When we say “online shopping” or “e-commerce,” then, it’s important to distinguish what flavor of shopping we mean: resupply, fashion, whimsy, gifting, information goods, and domestic infrastructure (think home appliances) each are conducted through different channels, at different life stages, in different human configurations, with varying amounts of forethought, entertainment value, and financial apparatus. That said, the Chinese megatrends (social commerce especially) present U.S. retail with intriguing starting points rather than blueprints. What might this kind of reconsideration of shopping lead to outside the particularities of the Chinese context?


1) Shopping can be social

Whether it’s picking out school outfits, outdoor gear, or food for the big picnic, shopping in packs can be fun. As those packs migrate from the mall to the smartphone, it feels like there are many potential models yet to be explored: Facebook is neither the first nor the last word here. Whether it’s impromptu alumni reunions among hall mates or military families keeping in touch across the world, how might we assemble ad hoc groups around some variety of commerce experience? Zoom-powered watch parties are already a way to share a binge or movie across distance — what if Shopify (which grew faster than Amazon last year) built an app inside Zoom to facilitate “shop parties,” whether at the sporting goods store, the boutique, or the appliance store as new homeowners attempt to navigate the refrigerators. Who’d “own” that app? How “sticky” would it be across shopping experiences (CVS to Lowe’s? Ulta to Gap?), demographics, or geographies?


2) Showing beats telling

In some ways, online video is catching up to the decades-old home shopping TV model, the in-store makeup counter, and the high school shop class. Before the Internet, people still had to figure out which cookware they liked, how to apply mascara, or how to drill a pocket hole. Teaching and demonstrating are a huge business — more people in the US watch celebrity chefs than cook gourmet meals. Both live-streaming and online video repositories are in their early stages, I believe, of being utilized within much more seamless and comprehensive commerce experiences. Again, what will be the principles of speciation? Will clustering happen around the demographic, the product category, the spending at stake (will a table saw video resemble a lipstick tutorial?), or the mega platform hosting the experience? Will Facebook spread itself too thin trying to be too many things to too many people? Speaking of Facebook, where might VR/AR fit into this model?


3) Shopping games

11 years on, game designer and professor Jesse Schell’s conference talk about gamification of real life remains compelling viewing. He noted how the physical and the virtual were coalescing, way before Pokemon Go; how point systems, dating back to Weight Watchers and supermarket loyalty programs (Green Stamps), continued to proliferate; and how the next wave of innovation would be less technical and more behavioral. He saw early on the power of the Facebook dopamine pump, as evidenced in Farmville (RIP), and helped inspire a wave of Internet-connected everyday items with his toothbrush example. Where might we head next? What mashups of YouTube, Twitter, Fortnite, Untappd, and Walmart will emerge? Among which demographics? In what product categories? What role might payment platforms like Visa or Venmo play? What about logistics providers like FedEx or UberEats?

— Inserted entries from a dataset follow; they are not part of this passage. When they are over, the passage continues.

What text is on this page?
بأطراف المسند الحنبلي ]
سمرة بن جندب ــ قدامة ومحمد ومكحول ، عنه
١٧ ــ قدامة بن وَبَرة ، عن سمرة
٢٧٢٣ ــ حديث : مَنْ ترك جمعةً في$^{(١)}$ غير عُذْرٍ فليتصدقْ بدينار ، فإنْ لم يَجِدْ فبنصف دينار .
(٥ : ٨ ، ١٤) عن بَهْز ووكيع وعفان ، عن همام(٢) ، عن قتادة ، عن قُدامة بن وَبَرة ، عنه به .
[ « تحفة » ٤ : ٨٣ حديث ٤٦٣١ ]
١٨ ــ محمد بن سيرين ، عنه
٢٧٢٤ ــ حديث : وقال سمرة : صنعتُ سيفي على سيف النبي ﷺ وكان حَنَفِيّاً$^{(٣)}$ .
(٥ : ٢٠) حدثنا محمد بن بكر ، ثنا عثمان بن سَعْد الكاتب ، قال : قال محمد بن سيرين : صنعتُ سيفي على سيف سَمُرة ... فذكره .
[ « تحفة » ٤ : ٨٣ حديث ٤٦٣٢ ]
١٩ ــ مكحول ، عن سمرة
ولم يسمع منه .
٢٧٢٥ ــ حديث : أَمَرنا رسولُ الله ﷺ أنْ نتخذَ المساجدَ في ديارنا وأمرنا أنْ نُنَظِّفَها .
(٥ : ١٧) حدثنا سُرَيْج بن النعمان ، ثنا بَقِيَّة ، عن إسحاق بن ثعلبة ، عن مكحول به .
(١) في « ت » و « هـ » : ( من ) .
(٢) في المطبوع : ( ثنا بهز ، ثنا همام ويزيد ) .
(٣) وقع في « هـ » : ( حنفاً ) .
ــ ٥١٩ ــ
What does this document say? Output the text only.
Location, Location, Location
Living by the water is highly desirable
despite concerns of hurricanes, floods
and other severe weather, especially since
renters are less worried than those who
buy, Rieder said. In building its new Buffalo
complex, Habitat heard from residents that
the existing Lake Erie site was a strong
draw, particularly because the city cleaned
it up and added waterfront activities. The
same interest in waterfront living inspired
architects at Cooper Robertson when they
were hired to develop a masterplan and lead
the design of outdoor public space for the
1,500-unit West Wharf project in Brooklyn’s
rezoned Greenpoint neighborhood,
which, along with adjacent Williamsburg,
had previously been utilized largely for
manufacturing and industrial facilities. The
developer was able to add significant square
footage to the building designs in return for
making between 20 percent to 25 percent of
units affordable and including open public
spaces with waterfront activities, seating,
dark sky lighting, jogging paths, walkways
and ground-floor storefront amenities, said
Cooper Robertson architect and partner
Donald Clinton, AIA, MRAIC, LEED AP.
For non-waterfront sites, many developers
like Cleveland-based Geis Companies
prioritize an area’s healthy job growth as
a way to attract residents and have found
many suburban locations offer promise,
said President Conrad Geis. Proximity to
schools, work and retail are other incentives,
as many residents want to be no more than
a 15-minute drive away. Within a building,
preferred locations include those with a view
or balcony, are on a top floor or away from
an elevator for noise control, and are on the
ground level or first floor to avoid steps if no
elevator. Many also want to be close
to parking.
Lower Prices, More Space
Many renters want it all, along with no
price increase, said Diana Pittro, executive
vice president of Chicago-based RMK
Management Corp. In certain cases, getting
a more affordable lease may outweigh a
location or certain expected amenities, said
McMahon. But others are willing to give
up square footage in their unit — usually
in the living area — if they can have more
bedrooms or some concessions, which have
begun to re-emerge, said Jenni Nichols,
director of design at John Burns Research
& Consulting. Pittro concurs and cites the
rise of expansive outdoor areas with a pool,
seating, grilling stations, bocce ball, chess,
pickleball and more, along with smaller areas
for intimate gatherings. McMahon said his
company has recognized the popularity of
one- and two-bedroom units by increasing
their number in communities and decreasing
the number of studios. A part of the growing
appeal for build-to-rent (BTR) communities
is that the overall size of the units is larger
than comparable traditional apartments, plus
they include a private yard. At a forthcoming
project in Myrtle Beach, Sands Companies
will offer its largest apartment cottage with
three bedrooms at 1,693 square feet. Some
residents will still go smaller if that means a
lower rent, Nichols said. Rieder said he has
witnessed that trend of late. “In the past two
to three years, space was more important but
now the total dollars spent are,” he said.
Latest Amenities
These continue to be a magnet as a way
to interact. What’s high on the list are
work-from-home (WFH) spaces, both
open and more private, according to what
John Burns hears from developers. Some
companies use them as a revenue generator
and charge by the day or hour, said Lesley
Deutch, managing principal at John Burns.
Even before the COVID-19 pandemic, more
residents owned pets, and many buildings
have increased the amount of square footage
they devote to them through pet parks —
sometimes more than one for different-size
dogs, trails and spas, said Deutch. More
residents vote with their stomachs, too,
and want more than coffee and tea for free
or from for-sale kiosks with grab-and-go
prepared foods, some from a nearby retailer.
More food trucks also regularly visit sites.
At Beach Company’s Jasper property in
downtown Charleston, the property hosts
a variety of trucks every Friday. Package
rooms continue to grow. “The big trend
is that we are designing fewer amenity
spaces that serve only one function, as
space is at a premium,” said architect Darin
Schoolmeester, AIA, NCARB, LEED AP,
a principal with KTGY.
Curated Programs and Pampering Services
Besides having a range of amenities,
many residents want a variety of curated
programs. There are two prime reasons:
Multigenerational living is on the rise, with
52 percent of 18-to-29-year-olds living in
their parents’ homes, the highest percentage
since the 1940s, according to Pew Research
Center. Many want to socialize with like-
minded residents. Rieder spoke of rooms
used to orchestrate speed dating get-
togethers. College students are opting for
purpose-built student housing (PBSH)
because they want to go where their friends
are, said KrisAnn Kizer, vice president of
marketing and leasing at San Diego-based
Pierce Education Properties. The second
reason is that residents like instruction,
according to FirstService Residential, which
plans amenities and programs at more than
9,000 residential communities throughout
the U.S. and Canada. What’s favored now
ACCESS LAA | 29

4) What is the buying unit?

For a time in the 1990s, B2B demand aggregators were the hottest startup category. Labs that needed a specific reagent could pool their demand, the thinking went, getting bulk pricing for small-quantity buyers. Ariba, Chemdex, and many (!) others sought to become a new kind of market intermediary. Later, the same thinking came to retail: if I need a printer, the lower coordination costs afforded by the Internet mean that I and 249 strangers also needing printers should be able to present HP or Canon with a bulk order just for us. Sites such as MobOffer sought to operationalize this idea. We’re used to supply aggregators: it’s what retail is premised on. But what if TikTok, AAA Motor club (which already does this for cruise line bookings), the Western Carolinas Organic Cheesemakers Association, or other groups could mobilize buying power for more goods and services that matter to their members? Then what happens if the buying groups are algorithmically constituted, much as Waze forms ad hoc anonymous social networks of proximate drivers?


5) Where is the application logic?

Not to sound too technical, but this is an important point. In the US, online commerce began with websites. The physical retail experience was very much front of mind; competitors fought over the shopping cart metaphor in court. Fast forward 25 years, and expand to ~150 countries, and 1995 US brick-and-mortar retail is no longer a universal frame of reference.


After about a decade of desktop web commerce, largely in the west, Apple built on Japan's early DoCoMo learnings and introduced the mobile app as a new programming model. Much of the website experience carried over, but there were glimpses of new retail experiences here and there (in-app purchases are one example). Now, with most of the planet connected via mobile devices and with billions of people who don’t remember driving to Walmart or Sears as their mental anchor, Chinese and other online commerce sites are putting commerce into messaging. 


This model makes sense: texting somebody at the store to remember the eggs, or asking someone at home what kind of beer Emily likes, has become habitual. This extreme drop in coordination costs (making grocery lists isn’t nearly as important as it was 20 years ago) suggests commerce could logically be proximate to messaging. In addition, group-texting provides another use case for embedding commerce. If a half-dozen people are convening on the impromptu picnic, figuring out who’s bringing hotdog buns could easily trigger a buying moment. In a permission-based scenario, if I let Krogers monitor certain of my text exchanges, the store could drop coupons, inventory availability, or price comparisons into my queue. If the word “seltzer” is used, and I’ve given opt-in approval, a prompt — “what flavor?”, “how many?”, or “brand preference?” — could get me to click-and-collect transaction with only a few voice commands, no shopping carts (metaphorical or physical) necessary. 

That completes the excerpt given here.